31 de julho de 2019 | 03h00
O destampatório de Jair Bolsonaro nos últimos dias – especialmente virulento mesmo para os padrões do presidente – contribui para ampliar o seu isolamento político. Afinal, grande parte do eleitorado que sufragou o nome de Bolsonaro nas urnas no ano passado não o fez para que ele, uma vez na Presidência, passasse seus dias a alimentar violentos antagonismos com diversos setores da sociedade, dificultando consideravelmente a governabilidade. Mesmo entre os políticos que se elegeram na onda do bolsonarismo já há os que procuram manter uma distância prudente do presidente, pois temem ser identificados com a irresponsabilidade que tem caracterizado o comportamento de Bolsonaro.
Não à toa, as forças políticas no Congresso há algum tempo parecem se organizar para fazer avançar as reformas das quais o Brasil depende para evitar o colapso fiscal e ter alguma chance de retomar o crescimento econômico. Para o setor produtivo, o mais importante no momento é que o País reencontre o caminho da recuperação, colocando em segundo plano o destempero do presidente Bolsonaro, por mais infame que seja em algumas ocasiões.
Em mais de uma ocasião, Bolsonaro agiu como se sua vontade pessoal fosse superior à Constituição, assinando decretos e medidas provisórias eivadas de ilegalidades. O presidente parece considerar que sua eleição transformou automaticamente em lei suas promessas de campanha e seus arroubos retóricos, bastando somente traduzi-los em linguagem jurídica.
Os bolsonaristas mais radicais, contudo, acreditam que Bolsonaro foi eleito justamente para questionar os pilares do sistema democrático, que para eles está inteiramente corrompido.
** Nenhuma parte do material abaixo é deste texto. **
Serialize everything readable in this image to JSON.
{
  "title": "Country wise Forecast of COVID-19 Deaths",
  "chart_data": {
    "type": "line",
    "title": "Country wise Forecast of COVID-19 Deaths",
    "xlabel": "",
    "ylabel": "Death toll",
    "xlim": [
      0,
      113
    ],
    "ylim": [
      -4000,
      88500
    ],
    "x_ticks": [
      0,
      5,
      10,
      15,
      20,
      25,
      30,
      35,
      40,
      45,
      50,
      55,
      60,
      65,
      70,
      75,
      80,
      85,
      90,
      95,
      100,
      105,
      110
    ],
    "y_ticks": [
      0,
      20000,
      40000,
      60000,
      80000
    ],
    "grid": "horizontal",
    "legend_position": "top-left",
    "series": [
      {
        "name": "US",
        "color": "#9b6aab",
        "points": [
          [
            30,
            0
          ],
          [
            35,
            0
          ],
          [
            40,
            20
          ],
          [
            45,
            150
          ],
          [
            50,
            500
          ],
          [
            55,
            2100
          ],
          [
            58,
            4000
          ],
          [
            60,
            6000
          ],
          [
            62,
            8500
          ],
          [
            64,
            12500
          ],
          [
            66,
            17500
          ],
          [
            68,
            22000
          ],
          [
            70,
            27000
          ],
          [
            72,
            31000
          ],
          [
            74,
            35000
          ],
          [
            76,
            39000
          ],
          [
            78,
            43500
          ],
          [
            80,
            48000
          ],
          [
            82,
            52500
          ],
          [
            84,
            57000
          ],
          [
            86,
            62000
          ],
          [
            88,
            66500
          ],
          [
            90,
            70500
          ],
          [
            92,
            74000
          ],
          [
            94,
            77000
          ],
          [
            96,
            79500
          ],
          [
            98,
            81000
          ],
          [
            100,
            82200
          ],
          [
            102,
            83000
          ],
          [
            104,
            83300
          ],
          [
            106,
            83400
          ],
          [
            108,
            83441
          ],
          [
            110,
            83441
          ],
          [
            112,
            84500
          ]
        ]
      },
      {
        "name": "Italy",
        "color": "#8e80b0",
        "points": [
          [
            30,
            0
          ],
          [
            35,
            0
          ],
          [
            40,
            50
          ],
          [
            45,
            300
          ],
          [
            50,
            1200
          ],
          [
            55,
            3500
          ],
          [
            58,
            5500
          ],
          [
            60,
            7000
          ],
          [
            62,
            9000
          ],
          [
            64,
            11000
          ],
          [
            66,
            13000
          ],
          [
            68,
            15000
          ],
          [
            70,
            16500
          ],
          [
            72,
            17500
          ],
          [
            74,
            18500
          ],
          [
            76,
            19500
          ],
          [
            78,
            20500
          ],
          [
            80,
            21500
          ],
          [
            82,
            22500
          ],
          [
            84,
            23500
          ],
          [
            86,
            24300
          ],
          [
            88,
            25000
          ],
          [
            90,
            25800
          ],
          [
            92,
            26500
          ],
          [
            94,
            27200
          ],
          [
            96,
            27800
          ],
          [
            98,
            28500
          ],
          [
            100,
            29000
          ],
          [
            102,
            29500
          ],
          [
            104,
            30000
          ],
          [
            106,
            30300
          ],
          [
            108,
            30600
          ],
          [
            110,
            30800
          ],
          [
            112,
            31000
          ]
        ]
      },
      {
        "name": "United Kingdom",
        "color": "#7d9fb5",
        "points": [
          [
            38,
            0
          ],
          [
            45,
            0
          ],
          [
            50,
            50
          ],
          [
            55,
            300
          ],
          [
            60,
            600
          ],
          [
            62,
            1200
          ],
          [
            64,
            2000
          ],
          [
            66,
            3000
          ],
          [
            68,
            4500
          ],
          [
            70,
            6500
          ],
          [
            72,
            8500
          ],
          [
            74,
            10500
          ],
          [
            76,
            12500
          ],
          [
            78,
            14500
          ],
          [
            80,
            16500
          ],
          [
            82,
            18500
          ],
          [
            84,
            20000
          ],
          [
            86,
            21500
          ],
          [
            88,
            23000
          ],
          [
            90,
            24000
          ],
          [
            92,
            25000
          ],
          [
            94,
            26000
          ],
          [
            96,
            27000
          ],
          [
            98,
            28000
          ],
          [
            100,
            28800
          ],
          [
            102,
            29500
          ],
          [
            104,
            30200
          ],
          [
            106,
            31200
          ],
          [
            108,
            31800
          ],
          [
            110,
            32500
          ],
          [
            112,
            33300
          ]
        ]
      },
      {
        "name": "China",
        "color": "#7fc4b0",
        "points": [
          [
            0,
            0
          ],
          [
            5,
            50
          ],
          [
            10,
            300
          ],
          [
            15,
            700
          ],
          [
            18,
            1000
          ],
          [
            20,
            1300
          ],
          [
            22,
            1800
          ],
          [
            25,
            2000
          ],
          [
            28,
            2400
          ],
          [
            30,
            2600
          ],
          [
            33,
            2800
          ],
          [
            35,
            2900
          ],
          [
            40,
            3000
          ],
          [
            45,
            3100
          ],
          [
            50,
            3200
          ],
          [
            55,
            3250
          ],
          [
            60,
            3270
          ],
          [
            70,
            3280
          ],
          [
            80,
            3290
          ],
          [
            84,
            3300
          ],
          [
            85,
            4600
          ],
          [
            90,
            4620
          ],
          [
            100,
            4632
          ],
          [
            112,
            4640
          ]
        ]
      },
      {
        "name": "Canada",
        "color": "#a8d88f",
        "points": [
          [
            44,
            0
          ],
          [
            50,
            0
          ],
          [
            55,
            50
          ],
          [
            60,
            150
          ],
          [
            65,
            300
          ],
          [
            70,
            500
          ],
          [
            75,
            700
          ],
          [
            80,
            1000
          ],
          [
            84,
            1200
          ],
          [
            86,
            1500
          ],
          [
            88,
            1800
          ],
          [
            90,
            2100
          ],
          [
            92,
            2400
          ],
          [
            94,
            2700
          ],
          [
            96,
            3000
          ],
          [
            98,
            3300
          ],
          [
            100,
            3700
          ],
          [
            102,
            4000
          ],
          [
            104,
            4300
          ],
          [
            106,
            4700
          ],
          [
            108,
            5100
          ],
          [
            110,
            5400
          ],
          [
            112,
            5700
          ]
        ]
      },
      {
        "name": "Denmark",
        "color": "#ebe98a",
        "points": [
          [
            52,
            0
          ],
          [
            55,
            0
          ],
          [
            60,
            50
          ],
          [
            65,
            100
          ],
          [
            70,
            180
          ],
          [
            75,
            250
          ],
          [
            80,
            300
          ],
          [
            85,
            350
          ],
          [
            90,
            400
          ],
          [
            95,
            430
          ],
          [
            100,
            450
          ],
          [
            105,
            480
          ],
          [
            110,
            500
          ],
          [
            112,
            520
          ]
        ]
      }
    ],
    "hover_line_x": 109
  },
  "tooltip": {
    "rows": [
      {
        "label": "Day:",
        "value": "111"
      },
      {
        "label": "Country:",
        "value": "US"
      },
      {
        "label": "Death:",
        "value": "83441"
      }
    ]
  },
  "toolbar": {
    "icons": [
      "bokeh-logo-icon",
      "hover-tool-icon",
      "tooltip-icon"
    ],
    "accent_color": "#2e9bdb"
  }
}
Nessa campanha de saneamento nacional vale tudo, inclusive fraudar o passado, como fez recentemente o presidente ao atribuir a morte de Fernando Augusto de Santa Cruz Oliveira, um dissidente do regime militar, ao grupo de esquerda do qual ele fazia parte, embora o próprio Estado brasileiro admita, em documentos oficiais, que esse dissidente desapareceu depois de ter sido preso pela polícia política.
Para Bolsonaro, contudo, esses documentos são, simplesmente, “balela”. O presidente segue assim o padrão de duvidar de tudo o que contraria sua visão de mundo, mesmo que tenha sido produzido por autoridades de dentro de seu próprio governo ou por especialistas sem qualquer vinculação partidária.
Assim, o presidente Bolsonaro tenta usar sua autoridade de chefe de Estado para transformar em letra morta a base factual da história brasileira, o que tornaria legítima qualquer opinião acerca do passado, mesmo as mais estapafúrdias e aquelas que se prestam a alimentar laivos liberticidas. Esse lamentável episódio não foi apenas um ataque isolado à memória de um dissidente político, mas uma demonstração cabal de que Bolsonaro não se sente constrangido por nenhuma das normas de convivência democrática. Um governo com esse espírito, que não respeita o passado, não anuncia um bom futuro.